The day will be a chance to explore the allure of houses in literature – where would our favourite novels be without those idyllic cottages overlooking the sea?
Starting off the day at 10am will be The Big Read, looking at ‘Rebecca’ by Daphne du Maurier.
Celebrating its 80th anniversary, the novel has haunted and enchanted generations of readers who find they are drawn to return to Manderley again and again. Why does ‘Rebecca’ retain its power to captivate and challenge after all these years? Local author Cassandra Parkin will lead the conversation. Booking is essential for this free event.
Cassandra will be the host for the whole day’s events – she is the bestselling author of ‘The Winter’s Child’ and ‘Underwater Breathing’.
The second speaker at 11.30am will be Phyllis Richardson, talking about ‘House of Fiction: from Pemberley to Brideshead, great British houses in literature and life’. Phyllis has written several books on architecture and design, and writes for national newspapers. This book presents some of the country’s most influential houses through the stories they inspired, and offers candid glimpses of the writers who brought them to life. Tickets for this event cost £5.
Bestselling author Lucinda Riley will take over at 1pm, talking about ‘Moon Sister: from the Scottish Highlands to the Alhambra’. This book is the fifth epic story in the Seven Sisters series, which follows five adopted sisters across the world as they search for their true heritage. ‘The Moon Sister’ transports the reader to the remote Scottish highlands and the gypsy caves of Granada, just as Spain descends into civil war. Lucinda’s books have been translated into over 30 languages and sold 15 million copies. Tickets for this event cost £5.

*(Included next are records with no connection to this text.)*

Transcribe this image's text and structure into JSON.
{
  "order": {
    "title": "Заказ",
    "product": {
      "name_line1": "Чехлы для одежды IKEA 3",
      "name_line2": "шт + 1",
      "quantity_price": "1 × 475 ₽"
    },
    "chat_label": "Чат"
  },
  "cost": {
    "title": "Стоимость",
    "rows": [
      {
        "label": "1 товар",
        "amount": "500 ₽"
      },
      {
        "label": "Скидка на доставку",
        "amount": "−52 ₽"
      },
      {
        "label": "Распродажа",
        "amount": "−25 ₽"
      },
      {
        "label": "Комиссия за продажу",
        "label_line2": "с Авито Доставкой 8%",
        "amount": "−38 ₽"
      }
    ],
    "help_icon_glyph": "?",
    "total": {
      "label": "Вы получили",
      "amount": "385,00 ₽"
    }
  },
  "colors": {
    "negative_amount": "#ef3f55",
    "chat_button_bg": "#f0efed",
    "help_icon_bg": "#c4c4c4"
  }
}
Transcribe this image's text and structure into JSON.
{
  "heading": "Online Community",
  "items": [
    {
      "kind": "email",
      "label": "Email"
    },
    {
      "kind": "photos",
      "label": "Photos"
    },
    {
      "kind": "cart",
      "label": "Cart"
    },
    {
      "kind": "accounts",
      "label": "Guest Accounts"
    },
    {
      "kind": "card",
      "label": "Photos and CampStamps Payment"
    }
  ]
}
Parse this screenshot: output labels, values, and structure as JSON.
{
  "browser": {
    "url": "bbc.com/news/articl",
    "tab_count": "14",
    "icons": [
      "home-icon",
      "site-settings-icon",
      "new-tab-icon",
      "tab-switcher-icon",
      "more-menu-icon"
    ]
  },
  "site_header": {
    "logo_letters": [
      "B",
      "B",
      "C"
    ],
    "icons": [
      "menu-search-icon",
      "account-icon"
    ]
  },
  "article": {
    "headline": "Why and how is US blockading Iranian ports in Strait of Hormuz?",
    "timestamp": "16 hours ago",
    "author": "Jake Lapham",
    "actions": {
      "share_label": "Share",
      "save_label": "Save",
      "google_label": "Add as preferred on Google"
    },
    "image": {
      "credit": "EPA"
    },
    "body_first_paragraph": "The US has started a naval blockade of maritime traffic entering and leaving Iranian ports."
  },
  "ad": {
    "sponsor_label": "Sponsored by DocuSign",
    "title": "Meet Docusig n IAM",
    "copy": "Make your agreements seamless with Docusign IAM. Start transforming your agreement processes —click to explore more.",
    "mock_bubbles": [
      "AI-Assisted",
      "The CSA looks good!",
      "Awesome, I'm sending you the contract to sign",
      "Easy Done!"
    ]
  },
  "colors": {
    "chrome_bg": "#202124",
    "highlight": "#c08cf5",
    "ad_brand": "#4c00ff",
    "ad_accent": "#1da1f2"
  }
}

At 2.30pm, bestselling authors Emma Burstall and Harriet Evans will take over, to talk about ‘Houses by the Sea’. ‘The Wildflowers’ is the spellbinding new novel from Harriet Evans, featuring Tony and Althea Wilde; glamourous, argumentative and adulterous to the core. The story is based at their house by the sean, and told through the eyes of their daughter, Cordelia. . Emma Burstall was a journalist before becoming a ‘Top Ten’ bestselling novelist. She writes warm, funny, heartfelt books about and for women. Her latest is set in set in the fictional Cornish village of Tremarnock, and ‘A Cornish Secret’ continues the story of the village and the people who live there. Tickets for this event cost £5.
Susan Fletcher will be the speaker at 4pm, and her subject will be ‘Houses of Glass’. Reminiscent of Daphne du Maurier, this is a wonderful, atmospheric Gothic page-turner. In June, 1914, Clara Waterfield is summoned to a large stone house in Gloucestershire with her task to fill a greenhouse with exotic plants from Kew Gardens, to create a private paradise for the owner of Shadowbrook. She finds herself drawn deeper into the dark interior of the house, and into the secrets that violently haunt this house. Tickets for this event cost £5.
The final speaker at 5.30pm will be Diane Allen, on ‘A sense of Place: Daughter of the Dales’. Diane is the author of seven family sagas set in the Yorkshire Dales, and her latest book is the third in her bestselling ‘Windfell Manor’ trilogy. She is the associate vice president of the Romantic Novelists’ Association. Diane was born in Leeds, but raised at her family’s farm deep in the Dales. Tickets for this event cost £5.
A Full Day Pass is also available for just £25.